29.05.2008 Wirtschaftsrecht

OGH: Frachtführerhaftung gem § 429 UGB

Allgemeine Ausführungen


Schlagworte: Unternehmensrecht, Frachführerhaftung, Obhutspflicht, Organisation, Sorgfaltspflichten
Gesetze:

§ 429 UGB

GZ 6 Ob 257/07y, 24.01.2008

OGH: Gem § 429 Abs 1 UGB, der subsidiär zur CMR anwendbar ist, haftet der Frachtführer "für den Schaden, der durch Verlust oder Beschädigung des Gutes in der Zeit von der Annahme bis zur Ablieferung oder durch Versäumung der Lieferzeit entsteht, es sei denn, dass der Verlust, die Beschädigung oder die Verspätung auf Umständen beruht, die durch die Sorgfalt eines ordentlichen Frachtführers nicht abgewendet werden konnten". Abs 2 schränkt die Haftung für den Verlust oder die Beschädigung von Kostbarkeiten, Kunstgegenständen, Geld und Wertpapieren insofern ein, als der Frachtführer nur dann haftet, "wenn ihm diese Beschaffenheit oder der Wert des Gutes bei der Übergabe zur Beförderung angegeben worden ist". Diese Einschränkung des § 429 Abs 2 UGB dient dazu, den Frachtführer vor ruinösen Schadenersatzpflichten zu bewahren.

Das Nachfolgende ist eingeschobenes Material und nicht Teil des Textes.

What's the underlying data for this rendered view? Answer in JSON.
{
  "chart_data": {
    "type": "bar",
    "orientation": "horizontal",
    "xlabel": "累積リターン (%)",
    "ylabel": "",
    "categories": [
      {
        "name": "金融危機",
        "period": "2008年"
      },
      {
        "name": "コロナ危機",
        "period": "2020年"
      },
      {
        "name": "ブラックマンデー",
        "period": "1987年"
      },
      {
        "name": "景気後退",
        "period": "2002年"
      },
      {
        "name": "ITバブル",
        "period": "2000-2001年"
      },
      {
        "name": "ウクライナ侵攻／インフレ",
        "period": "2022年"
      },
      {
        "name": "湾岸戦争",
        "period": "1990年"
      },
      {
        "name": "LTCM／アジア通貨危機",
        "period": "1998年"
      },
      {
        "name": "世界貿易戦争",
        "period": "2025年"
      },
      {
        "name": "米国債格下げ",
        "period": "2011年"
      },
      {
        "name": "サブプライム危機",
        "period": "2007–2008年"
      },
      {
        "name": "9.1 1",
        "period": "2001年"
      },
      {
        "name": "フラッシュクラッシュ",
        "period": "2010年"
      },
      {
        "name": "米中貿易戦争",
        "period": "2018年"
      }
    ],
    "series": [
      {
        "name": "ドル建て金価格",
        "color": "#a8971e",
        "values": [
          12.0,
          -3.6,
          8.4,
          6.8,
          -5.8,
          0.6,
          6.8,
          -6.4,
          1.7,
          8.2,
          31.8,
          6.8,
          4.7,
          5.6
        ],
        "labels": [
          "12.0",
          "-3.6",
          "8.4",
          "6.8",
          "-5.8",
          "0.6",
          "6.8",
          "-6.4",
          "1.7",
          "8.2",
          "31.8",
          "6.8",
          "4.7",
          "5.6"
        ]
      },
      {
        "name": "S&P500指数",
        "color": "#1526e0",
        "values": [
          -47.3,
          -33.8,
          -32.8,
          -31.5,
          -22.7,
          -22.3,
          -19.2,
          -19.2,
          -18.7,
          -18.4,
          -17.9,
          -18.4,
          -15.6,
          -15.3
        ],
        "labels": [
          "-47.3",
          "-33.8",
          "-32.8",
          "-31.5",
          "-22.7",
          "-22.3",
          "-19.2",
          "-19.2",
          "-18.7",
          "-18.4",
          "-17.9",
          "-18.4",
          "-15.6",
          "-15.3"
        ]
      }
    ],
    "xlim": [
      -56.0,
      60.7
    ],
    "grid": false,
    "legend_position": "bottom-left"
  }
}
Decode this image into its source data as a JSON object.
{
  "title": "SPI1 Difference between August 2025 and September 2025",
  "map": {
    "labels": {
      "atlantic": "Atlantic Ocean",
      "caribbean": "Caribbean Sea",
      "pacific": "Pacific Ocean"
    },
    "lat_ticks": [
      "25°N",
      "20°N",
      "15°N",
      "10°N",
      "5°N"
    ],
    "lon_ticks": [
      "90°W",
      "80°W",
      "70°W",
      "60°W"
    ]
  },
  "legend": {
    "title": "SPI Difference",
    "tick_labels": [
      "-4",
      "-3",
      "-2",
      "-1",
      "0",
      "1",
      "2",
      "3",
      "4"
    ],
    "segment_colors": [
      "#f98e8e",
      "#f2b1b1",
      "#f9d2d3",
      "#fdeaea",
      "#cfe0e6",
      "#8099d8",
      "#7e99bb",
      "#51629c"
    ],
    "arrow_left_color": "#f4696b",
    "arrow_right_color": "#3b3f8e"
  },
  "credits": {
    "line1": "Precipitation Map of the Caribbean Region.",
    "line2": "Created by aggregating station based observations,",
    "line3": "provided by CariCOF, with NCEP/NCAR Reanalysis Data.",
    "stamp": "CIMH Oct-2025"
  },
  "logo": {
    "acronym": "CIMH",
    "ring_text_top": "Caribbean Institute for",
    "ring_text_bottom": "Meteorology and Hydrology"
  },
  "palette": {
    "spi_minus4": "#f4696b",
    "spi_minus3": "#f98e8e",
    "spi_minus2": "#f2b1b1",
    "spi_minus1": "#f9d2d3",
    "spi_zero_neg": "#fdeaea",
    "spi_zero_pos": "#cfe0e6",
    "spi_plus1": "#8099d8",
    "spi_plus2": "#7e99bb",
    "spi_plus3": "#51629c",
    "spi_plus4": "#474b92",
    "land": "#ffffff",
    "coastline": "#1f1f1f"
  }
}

Es soll ihm die Möglichkeit gegeben werden, den Transport besonders schadensanfälliger Güter abzulehnen bzw entsprechende Sicherungsmaßnahmen zu treffen. Dazu muss das Risiko jedoch für den Frachtführer erkennbar sein. Nicht auf § 429 Abs 2 UGB berufen kann sich lediglich der, dem auch ohne entsprechende Angaben der Wert des Frachtguts bekannt ist.

Soweit die Klägerin auf die langjährige Geschäftsbeziehung zwischen ihrer Versicherungsnehmerin und der Beklagten hinweist, wobei letzterer ja auch bekannt gewesen sei, dass es sich bei der Versicherungsnehmerin um ein Juwelierunternehmen handelt, ist ihr zwar beizupflichten, dass sich ein Wissen über Art und Wert des Transportguts etwa auch aus einer laufenden Geschäftsbeziehung oder aus sonstigen Umständen (etwa der Branche des Absenders) ergeben kann. Allerdings hat das Berufungsgericht ua die Feststellung getroffen, die Versicherungsnehmerin habe im Rahmen der Geschäftsbeziehung mit der Beklagten Gegenstände im In- und auch ins Ausland versendet und dabei nicht nur Schmuckgegenstände zur Versendung übergeben, sondern auch andere Sachen wie etwa Unterlagen. Es kann somit nicht gesagt werden, dass ein Juwelierunternehmen ausschließlich wertvolle Schmuckstücke versendet, weshalb der beigezogene (Fahrrad)Botendienst zwingend immer von einem derartigen Transportgut hätte ausgehen müssen.

Die Hauptleistungspflicht des Frachtführers besteht in der Beförderung von Gütern gegen ein bestimmtes Entgelt. Ebenfalls zur Hauptleistungspflicht gehört die Obhutspflicht. Demgemäß hat der Frachtführer alle handelsüblichen und nach den Umständen des Falls zumutbaren Maßnahmen zum Schutz des Guts etwa vor Witterungseinflüssen, Verderb, Diebstahl usw zu treffen. Die Anforderungen, die an die Organisation des Transports von Gütern gestellt werden, sind dabei naturgemäß stark auf den Einzelfall bezogen zu beurteilen. Maßgeblich für die Bestimmung der Sorgfaltspflichten ist jedenfalls die Schadensgeneigtheit des Transportguts. Diese lässt sich wiederum etwa durch deren Wert bzw den Ort des Transports bestimmen. Nach der Rechtsprechung des OGH ist jedoch nicht jeder Organisationsfehler als grob fahrlässig zu qualifizieren; etwa bei Massenabfertigungen könne der Verlust einzelner Stücke nie ganz verhindert werden.